BORROWED DATA 2: MERIDIAN IQOE Project Archives
The Marine Environmental Research Infrastructure for Data Integration and Application Network (MERIDIAN) Consortium’s International Quiet Ocean Experiment (IQOE) archives – https://iqoe.org.
This international project’s associated literature library, acoustic data portal, archive of marine animal sounds and information about acoustic observing systems represent useful resources for drawing into my research information (and metadata) about environmental applications and interpretations of ocean sound data, as well as insights into how such data is used by scholars, scientists and policymakers to construct understandings of climate futures and outcomes, applied conceptualizations of the relations among the natural, technological, and sociocultural (or envirotechnical nature of oceanic space and placemaking), the construction and interpretation of anthropogenic noise pollution upon oceanic environs, and anthropogenic impacts upon oceans and seas (as well as their residual impacts upon human and other forms of life), more broadly.

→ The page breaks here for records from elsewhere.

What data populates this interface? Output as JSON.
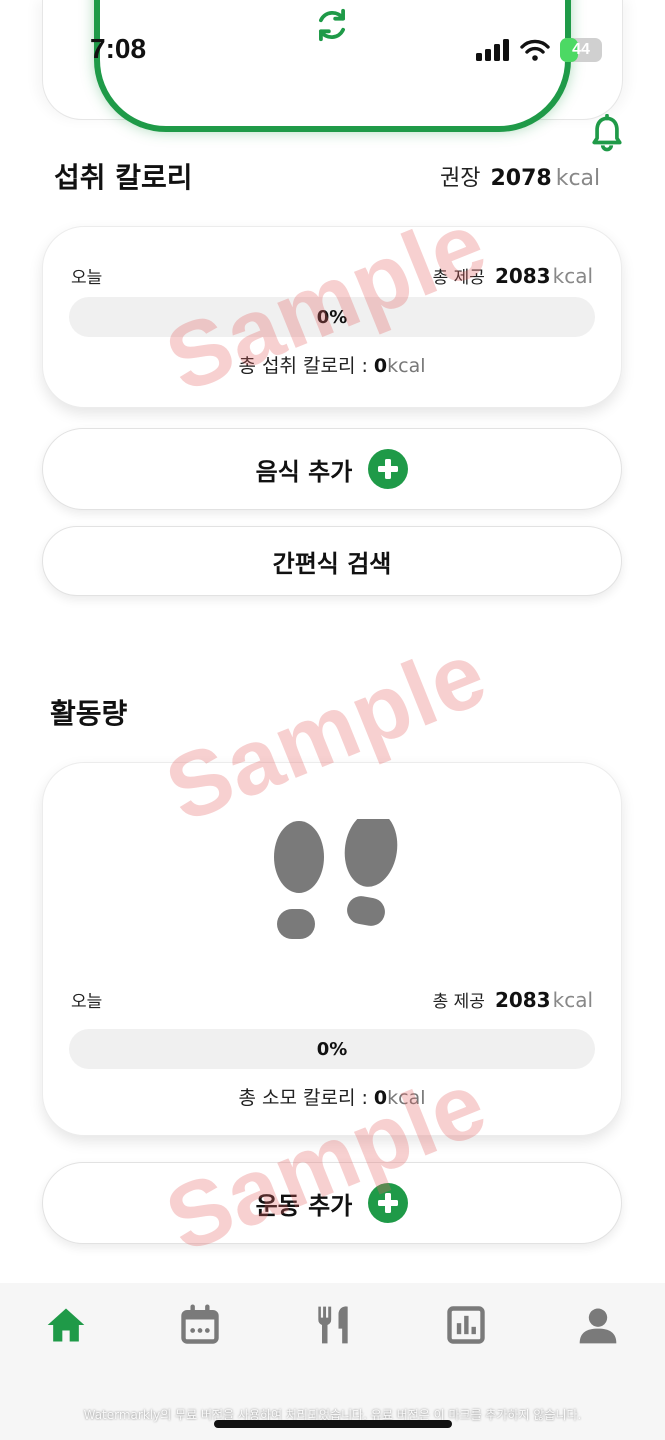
{
  "status_bar": {
    "time": "7:08",
    "battery": "44",
    "battery_fraction": 0.44
  },
  "intake": {
    "title": "섭취 칼로리",
    "recommended_label": "권장",
    "recommended_value": "2078",
    "recommended_unit": "kcal",
    "card": {
      "day_label": "오늘",
      "provide_label": "총 제공",
      "provide_value": "2083",
      "provide_unit": "kcal",
      "progress_text": "0%",
      "progress_fraction": 0,
      "total_label": "총 섭취 칼로리 : ",
      "total_value": "0",
      "total_unit": "kcal"
    },
    "add_food_label": "음식 추가",
    "snack_search_label": "간편식 검색"
  },
  "activity": {
    "title": "활동량",
    "card": {
      "day_label": "오늘",
      "provide_label": "총 제공",
      "provide_value": "2083",
      "provide_unit": "kcal",
      "progress_text": "0%",
      "progress_fraction": 0,
      "total_label": "총 소모 칼로리 : ",
      "total_value": "0",
      "total_unit": "kcal"
    },
    "add_exercise_label": "운동 추가"
  },
  "watermark_text": "Sample",
  "footer_note": "Watermarkly의 무료 버전을 사용하여 처리되었습니다. 유료 버전은 이 마크를 추가하지 않습니다.",
  "nav": {
    "items": [
      {
        "icon": "home-icon",
        "active": true
      },
      {
        "icon": "calendar-icon",
        "active": false
      },
      {
        "icon": "utensils-icon",
        "active": false
      },
      {
        "icon": "chart-icon",
        "active": false
      },
      {
        "icon": "profile-icon",
        "active": false
      }
    ]
  },
  "colors": {
    "accent": "#1f9a48",
    "inactive_icon": "#7a7a7a",
    "progress_track": "#f0f0f0"
  }
}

BORROWED DATA 3: National Centers for Environmental Information & NOAA Central Library – https://oceanexplorer.noaa.gov/data/access/access.html
The United States National Oceanic and Atmospheric Administration Central Library and Centers for Environmental Information maintain both physical and digital archives rich in a broad array of oceanic and atmospheric data from their searchable digital atlas to their extensive collections of documents, images, footage, recordings and other archival data of historical and contemporary relevance to global and national marine sciences and technology, environmental and climate science, among others, making this resource a centrally valuable one for those interested in the construction of oceanic environments, the envirotechnical processes of conceptualizing place, making knowledge, and projecting futures with, for and about the oceans and seas. (Note: same applies to equally relevant MBLWHOI data library and archives.)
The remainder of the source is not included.